Еще когда я только подбирался к ней, мне собрали на Ингу очень подробное досье, включая размеры ее одежды и обуви. Я, наивный дурак, надеялся осыпать ее подарками! Одним из которых должен был стать бессрочный отпуск в моей усадьбе! Да, я планировал похищение, как крайний способ заполучить Ингу в свое распоряжение. И тут брат своеобразно «помог» мне: Инга здесь, но не моя.
Но зато новеньких женских вещей нужного размера – целый шкаф. Даже нижнее бельё есть. Передаю Айгуль стопку запечатанных вещей и отправляю в комнату Артема с поручением помочь жене брата привести себя в порядок и устроиться на ночлег с комфортом, а также, присматривать за общим состоянием девушки.
А сам решаю сходить в зал, скинуть напряжение и злость.
Спускаюсь в подвал почти бегом, словно за мной гонятся все черти Ада, но нет – только образ жены брата!
Тут в полуподвале у нас организован зал: тренажеры, груша, маты на полу и ринг в дальнем углу. На ринге всегда кто-то есть, с кем можно поразмяться. Сначала прилипаю к шагомеру, потом плетусь на беговую дорожку. После кросса в десять километров, тащу свое потное тело к груше. Луплю технично, вкладывая инерцию корпуса, жестко ставлю удар.
– Вадик, Понт, на спарринг! – командую парням и лезу на ринг. Жду, когда парни нацепят защиту, но сам брезгую – я предпочитаю по старинке: жесткий контакт. В реальной стычке тебе никто не даст защиту нацепить. А я тренируюсь больше для реальных ситуаций.
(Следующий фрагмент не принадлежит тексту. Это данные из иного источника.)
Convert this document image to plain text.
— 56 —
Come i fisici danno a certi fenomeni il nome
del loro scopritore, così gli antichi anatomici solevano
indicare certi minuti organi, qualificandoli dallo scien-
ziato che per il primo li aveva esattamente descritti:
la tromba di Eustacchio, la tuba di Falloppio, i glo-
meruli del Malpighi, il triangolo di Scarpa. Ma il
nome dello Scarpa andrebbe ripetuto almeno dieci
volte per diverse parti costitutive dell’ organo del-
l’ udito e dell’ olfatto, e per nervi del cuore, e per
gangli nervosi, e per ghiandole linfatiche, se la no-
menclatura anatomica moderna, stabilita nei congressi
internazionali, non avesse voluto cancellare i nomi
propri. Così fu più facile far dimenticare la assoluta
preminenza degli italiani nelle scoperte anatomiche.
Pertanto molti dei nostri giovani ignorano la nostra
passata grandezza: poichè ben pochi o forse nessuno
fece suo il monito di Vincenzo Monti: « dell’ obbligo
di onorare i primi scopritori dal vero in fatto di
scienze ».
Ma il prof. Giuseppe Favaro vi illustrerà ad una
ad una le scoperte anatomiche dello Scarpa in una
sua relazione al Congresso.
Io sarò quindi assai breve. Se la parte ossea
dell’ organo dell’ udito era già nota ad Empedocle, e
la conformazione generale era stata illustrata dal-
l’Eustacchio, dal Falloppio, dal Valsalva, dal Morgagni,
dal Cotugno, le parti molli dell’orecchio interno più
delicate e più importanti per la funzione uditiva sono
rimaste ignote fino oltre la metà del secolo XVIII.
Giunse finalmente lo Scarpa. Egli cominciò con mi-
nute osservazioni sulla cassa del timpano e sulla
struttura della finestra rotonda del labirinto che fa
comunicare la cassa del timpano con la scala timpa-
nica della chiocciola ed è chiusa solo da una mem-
Вадик осторожничает, бережет босса, а Понт, как всегда нахрапист и агрессивен. Беру его ногами в гарду и легко кидаю о мягкий, пружинистый пол ринга. Понт бесится, выворачивается из моего захвата ногами и оказывается сверху на мне. Мне прилетает от него с такой позиции два злых, коротких удара в лицо. Сбрасываю придурка. Зачем же реально бить? Как мне теперь на встречи ходить, дела с людьми решать? Но сам виноват, глупо подставился. Понт наглядно продемонстрировал, что бывает, когда теряешь сосредоточенность на деле и начинаешь грезить о сиськах. Пора с этим завязывать…
Об этом думаю, когда плетусь в душ и становлюсь под упругие холодные струи.
Ледяной душ здорово отрезвляет. И приходит решение: если я не могу поиметь конкретно Ингу, значит, нужно поиметь кого-то, очень похожего на неё. Думаю, в борделях можно найти подходящую девку. Нужно лишь на миг обмануть сознание, чтобы усмирить плоть.
Мне сейчас просто жизненно необходим грубый животный трах. Без нежностей и эмоций.
Поднимаюсь в кабинет и звоню в один из элитных борделей Лютого. С подставного номера, зачем палиться? Прошу для себя девку стройную, миниатюрную с каштановыми волосами и фиалковыми глазами, желательно, в костюме поскромнее.
– Фиалковыми?.. – уточняют на том конце провода.
– Да, – хмыкаю я, – а что – это проблема?
– Никаких проблем. Желание клиента – закон. Мы создадим любой необходимый образ.
Конечно, ехидно думаю про себя, а что вам ещё остаётся. Фиалковые глаза – редкая генетическая мутация. В природе встречаются – одни на миллион, а то и реже. Угораздило же меня втюхаться в мутанта!
Через пару часов шлюшка приезжает. И – о, чудо! – такая, какую заказывал! Даже черты лица тонкие и чем-то неуловимо похожи. Запросто обманет мой распаленный вожделением мозг. Веду девку в свой кабинет, предвкушая славный трах.
Едва мы оказываемся в кабинете, разворачиваю шлюху к себе лицом и распахиваю тонкий шелк блузы. Под ней ничего нет, только нежные полукружия груди. И у меня срывает крышняк. Сейчас эта сучка получит сполна, узнает, что не стоило драконить Пахома!
Одним движением я сметаю все со стола на пол, девка тоненько ойкает.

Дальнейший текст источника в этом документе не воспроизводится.